Après que Jarvis eut quitté la société en 1773, Simonds, Hazen et White s’étaient entendus verbalement pour poursuivre leur activité commerciale. Cinq ans plus tard, comme les affaires étaient stationnaires à Portland Point, Simonds quitta le groupe et alla s’installer dans les terres. Cependant, en 1781, Hazen fonda une nouvelle société avec White et Francklin. Les contacts qu’avait Francklin avec le gouvernement à Halifax permirent à la société de décrocher un contrat de construction de mâts, et, en dépit de la rivalité de William Davidson*, l’entreprise prospéra. La nouvelle société faisait aussi le commerce des fourrures qu’elle expédiait à la maison de Brook Watson et Robert Rashleigh, à Londres.
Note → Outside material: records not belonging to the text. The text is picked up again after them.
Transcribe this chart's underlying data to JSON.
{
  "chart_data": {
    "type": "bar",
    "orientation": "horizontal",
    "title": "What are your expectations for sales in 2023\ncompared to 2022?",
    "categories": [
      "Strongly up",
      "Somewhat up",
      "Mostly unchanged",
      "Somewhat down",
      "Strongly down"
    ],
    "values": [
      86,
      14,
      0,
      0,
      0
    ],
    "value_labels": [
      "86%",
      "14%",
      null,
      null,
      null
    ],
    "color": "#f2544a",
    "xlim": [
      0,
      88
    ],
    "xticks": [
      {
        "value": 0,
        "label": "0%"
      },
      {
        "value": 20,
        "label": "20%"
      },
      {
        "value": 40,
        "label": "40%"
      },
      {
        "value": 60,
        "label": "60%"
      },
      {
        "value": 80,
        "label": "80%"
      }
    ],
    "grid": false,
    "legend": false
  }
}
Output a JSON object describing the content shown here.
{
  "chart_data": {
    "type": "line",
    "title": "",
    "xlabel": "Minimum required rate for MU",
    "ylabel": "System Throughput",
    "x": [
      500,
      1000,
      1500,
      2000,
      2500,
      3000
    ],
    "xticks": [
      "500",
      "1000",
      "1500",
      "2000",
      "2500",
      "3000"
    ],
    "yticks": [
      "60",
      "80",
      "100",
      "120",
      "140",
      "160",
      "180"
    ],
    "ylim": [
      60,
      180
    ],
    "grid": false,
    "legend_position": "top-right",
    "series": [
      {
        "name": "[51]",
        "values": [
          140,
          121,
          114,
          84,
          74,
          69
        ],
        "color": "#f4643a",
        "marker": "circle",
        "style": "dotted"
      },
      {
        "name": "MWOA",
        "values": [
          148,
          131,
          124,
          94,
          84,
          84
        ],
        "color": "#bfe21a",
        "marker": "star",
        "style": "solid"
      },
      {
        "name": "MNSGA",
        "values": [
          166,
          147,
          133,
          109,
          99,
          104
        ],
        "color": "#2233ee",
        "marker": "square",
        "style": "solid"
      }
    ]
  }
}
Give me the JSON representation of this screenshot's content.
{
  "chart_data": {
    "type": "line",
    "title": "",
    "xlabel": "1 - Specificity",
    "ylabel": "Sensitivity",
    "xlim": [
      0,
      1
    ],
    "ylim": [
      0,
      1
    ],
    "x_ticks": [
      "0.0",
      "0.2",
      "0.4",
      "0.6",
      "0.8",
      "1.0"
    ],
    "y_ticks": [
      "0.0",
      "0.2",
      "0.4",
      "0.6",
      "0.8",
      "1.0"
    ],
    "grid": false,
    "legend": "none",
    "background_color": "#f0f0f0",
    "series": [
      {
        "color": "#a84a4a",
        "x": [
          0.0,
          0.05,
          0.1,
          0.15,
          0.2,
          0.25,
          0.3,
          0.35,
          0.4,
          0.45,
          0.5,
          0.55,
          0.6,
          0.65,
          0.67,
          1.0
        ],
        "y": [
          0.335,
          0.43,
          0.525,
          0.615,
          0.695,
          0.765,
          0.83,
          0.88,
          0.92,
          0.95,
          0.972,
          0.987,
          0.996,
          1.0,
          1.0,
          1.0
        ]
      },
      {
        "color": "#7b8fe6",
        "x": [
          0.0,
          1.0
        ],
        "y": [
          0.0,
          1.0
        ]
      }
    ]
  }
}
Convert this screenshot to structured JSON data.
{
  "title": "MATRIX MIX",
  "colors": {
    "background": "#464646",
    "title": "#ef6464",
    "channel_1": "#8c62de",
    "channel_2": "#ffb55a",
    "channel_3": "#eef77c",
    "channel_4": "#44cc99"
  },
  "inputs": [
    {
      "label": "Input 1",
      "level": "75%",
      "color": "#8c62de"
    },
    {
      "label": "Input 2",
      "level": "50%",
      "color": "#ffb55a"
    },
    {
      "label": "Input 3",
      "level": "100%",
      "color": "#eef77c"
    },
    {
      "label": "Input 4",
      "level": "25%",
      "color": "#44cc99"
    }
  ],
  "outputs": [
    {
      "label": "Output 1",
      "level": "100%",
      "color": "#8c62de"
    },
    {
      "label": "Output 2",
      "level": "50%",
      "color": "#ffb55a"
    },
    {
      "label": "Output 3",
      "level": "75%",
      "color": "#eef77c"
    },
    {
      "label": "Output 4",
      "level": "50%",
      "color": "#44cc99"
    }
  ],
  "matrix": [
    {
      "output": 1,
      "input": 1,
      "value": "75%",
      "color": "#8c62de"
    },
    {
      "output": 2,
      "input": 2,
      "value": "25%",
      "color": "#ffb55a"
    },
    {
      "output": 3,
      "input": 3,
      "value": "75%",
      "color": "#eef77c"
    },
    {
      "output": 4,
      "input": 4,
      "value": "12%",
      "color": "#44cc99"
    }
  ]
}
Francklin, en réalité, agissait comme marchand sédentaire au sein de la société, et Halifax devint le centre d’entreposage des marchandises destinées au commerce outre-mer.

Même si les Loyalistes qui arrivèrent sur les bords de la rivière Saint-Jean en 1783 manifestaient peu de sympathie pour ceux qui les avaient précédés, Hazen fut rapidement reconnu comme chef de file, étant donné sa position prééminente à Portland Point. Il exerça les fonctions de mandataire des Loyalistes et il fut le seul immigrant d’avant la Révolution américaine à être choisi en 1784 pour siéger au Conseil de la province du Nouveau-Brunswick nouvellement créée. Il continua de s’occuper activement de politique provinciale et fit partie de comités municipaux à Saint-Jean, occupant le poste de commissaire de la voirie et de directeur du bureau de bienfaisance de 1791 à 1797. L’afflux des Loyalistes activa grandement son commerce. Il put louer les quais et les bâtiments de la société et il approvisionna les nouveaux colons de bois et de produits manufacturés. Même si un grand nombre de ses premières concessions avaient été soumises à l’escheat, il avait en compensation reçu d’autres vastes terres et il put, comme propriétaire foncier, les faire fructifier en les louant à de nouveaux arrivants. À la fin des années 1780, il exploitait à Saint-Jean un moulin dont il était copropriétaire avec deux loyalistes, Ward Chipman* et Jonathan Bliss*. Lorsque les relations commerciales reprirent avec les États-Unis après la guerre, Hazen relança son commerce côtier et, dès que la guerre de course cessa, il put rétablir des liens commerciaux avec les Antilles. De nouveau il se lança dans la construction navale. Il lui arriva souvent de vendre un bateau et sa cargaison à des marchands d’outre-mer et il continua de fabriquer des mâts, même si la demande avait diminué après la guerre. Bien que prospères, les dernières années de Hazen furent troublées par un litige prolongé avec Simonds et White relativement aux terres que leur société avait acquises. Cette affaire ne fut finalement réglée qu’en 1810.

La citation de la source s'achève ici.